Ae Marika!
A column published in the Northland Age
By Hone Harawira
MP for Tai Tokerau
10 February 2009
By choice, I played a very low key role at Waitangi this year, supporting activities on the lower marae and mixing with
everyone from mobsters to MPs. I stood aside from a lot of the action to focus on how I might better help organise
activities at Waitangi, as MP for Tai Tokerau.
And I spent a lot of time listening to other people’s ideas about the treaty, because I like to think I can learn from
anyone, even the whacko’s. Some people’s ideas are just bloody weird, based on flimsy or fabricated evidence, and
sometimes without reference to any facts at all, but other people think very deeply about the state of the world, and
take action based on their sincerely held beliefs.
Two young men arrested for protesting against John Key outside the gates of the marae at Waitangi, were immediately
condemned by various kaumatua, but I didn’t because I could clearly recall not too many years ago being in the same
position as them.
I strongly support the right of Maori people to protest on Waitangi Day because Waitangi is not just about warm fuzzies
(and 2009 was very much about that); Waitangi is also about recognising the fact that Maori rights are still under
threat, and while the National / Maori Party arrangement already shows signs of delivering more for Maori than Labour’s
last nine years, educational, housing, health and employment statistics suggest Maori have more to protest about than to
celebrate in 2009.
POLITICIAN EXTRAORDINAIRE
On Sunday, Mangu Awarau and I attended a service in Kaikohe to commemorate the 100th anniversary of the passing of Hone
Heke Ngapua, who entered Parliament in 1893 as the MP for Northern Maori at only 24 years of age, and held the seat
until he died in Wellington of tuberculosis on February 9, 1909, aged 39.

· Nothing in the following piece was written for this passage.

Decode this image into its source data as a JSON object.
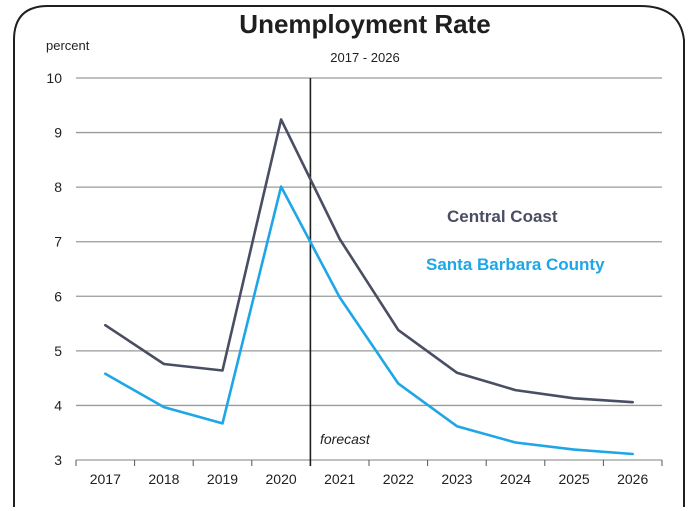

Ngapua was a contemporary of the more well-known Ngata, Buck, Carroll and Pomare, but chose to strike out on his own,
proposing ideas which were dismissed as “fanciful” at the time but which are now considered normal, such as relocating
endangered birds to pest-free islands, and adventure tourism.
Ngapua also called for Maori fishing rights guaranteed under the Treaty to be returned to tribal control, and for
setting up a tribunal to investigate and settle Treaty grievances.
In 1894, Ngapua tabled a Native Rights Bill to establish a separate Maori Parliament to enable Maori to manage their own
future, at a time when the imminent "extinction of the Maori race" was widely considered a foregone conclusion, and
Maori society was desperately seeking positive solutions to a desperate time.
Although the Bill failed, it showed clearly that Hone Heke Ngapua was a man before his time, and a politician worth more
than a cursory look by any Maori interested in politics.